2. Method for maintaining a pipeline according to claim 1, characterized in that a plurality of said sockets (7) are of uniform length.

3. The method for maintaining a pipeline according to claim 1 or 2, wherein the pipe sleeve (3) comprises a reinforcing wire wound around the inner pipe (2) and a protective layer coated on the reinforcing wire, and in step S1, the specific process of replacing the single socket (7) is as follows:

s11: sequentially removing the protective layer and the reinforcing wires of the socket (7);

s12: and sequentially installing the reinforcing wires and the protective layer of the socket (7).

4. The method for maintaining a pipeline according to claim 3, wherein the reinforcing wire is wound outside the inner pipe (2) of the socket (7) when the reinforcing wire is installed, and then the reinforcing wire is subjected to a tensioning operation by a tensioning device to prestress the reinforcing wire at step S12.

5. The method for maintaining a pipe according to claim 3, wherein in step S11, when detaching the reinforcing wire, the reinforcing wire at the socket (7) is cut and then pulled away.

6. The method for maintaining a pipeline according to claim 1, wherein the pipeline (1) is an underground pipeline (1), and the method further comprises, before step S1, step S0, in particular: excavating and exposing the pipeline (1).

7. The method for maintaining a pipeline according to claim 6, wherein in step S0, the included angle of the circle center of the exposed part of the pipeline (1) is 240-270 degrees, and the exposed part is symmetrically distributed about the vertical longitudinal section of the pipeline (1).

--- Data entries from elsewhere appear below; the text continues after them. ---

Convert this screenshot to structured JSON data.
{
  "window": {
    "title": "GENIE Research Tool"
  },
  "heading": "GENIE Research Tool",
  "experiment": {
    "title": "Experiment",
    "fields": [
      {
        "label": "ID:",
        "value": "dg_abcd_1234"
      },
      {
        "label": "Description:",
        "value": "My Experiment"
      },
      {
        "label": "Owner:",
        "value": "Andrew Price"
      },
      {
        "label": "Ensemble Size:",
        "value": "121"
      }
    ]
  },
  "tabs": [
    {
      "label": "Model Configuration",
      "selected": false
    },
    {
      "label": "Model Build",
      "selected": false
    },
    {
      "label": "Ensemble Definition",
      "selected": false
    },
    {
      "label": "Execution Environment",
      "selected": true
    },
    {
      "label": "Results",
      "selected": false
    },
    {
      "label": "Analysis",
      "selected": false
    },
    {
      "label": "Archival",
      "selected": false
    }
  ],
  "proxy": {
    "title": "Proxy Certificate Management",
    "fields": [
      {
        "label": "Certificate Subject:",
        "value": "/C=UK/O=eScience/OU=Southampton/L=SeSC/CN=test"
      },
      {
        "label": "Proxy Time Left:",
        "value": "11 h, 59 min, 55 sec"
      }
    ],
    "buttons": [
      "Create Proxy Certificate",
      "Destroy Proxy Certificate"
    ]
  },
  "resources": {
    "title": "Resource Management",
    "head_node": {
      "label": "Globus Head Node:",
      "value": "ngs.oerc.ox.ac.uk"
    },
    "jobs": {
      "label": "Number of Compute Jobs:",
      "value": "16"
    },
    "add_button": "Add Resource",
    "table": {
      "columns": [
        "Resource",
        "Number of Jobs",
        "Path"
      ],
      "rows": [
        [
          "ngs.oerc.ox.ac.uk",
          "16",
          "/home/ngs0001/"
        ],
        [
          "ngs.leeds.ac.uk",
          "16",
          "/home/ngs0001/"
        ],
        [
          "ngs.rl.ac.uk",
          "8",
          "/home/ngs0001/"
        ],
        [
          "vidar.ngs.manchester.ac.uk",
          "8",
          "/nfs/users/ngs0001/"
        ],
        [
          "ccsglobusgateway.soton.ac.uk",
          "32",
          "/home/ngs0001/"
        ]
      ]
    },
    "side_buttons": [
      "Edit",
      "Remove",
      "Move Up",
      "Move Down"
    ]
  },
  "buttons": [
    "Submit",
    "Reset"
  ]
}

8. The method for maintaining a pipeline according to claim 1, further comprising a step S2 after the step S1, specifically: -building a reinforcement structure to fix the pipe (1).

9. The pipe maintenance method according to claim 8, wherein in step S2, a mold (4) is first disposed on one side of the pipe (1) in the radial direction, and an opening wall of the mold (4) is abutted against an outer circumferential surface of the socket (3) to form a mold cavity (5) together with the socket (3), and concrete is poured into the mold cavity (5) for molding to form the reinforcing structure.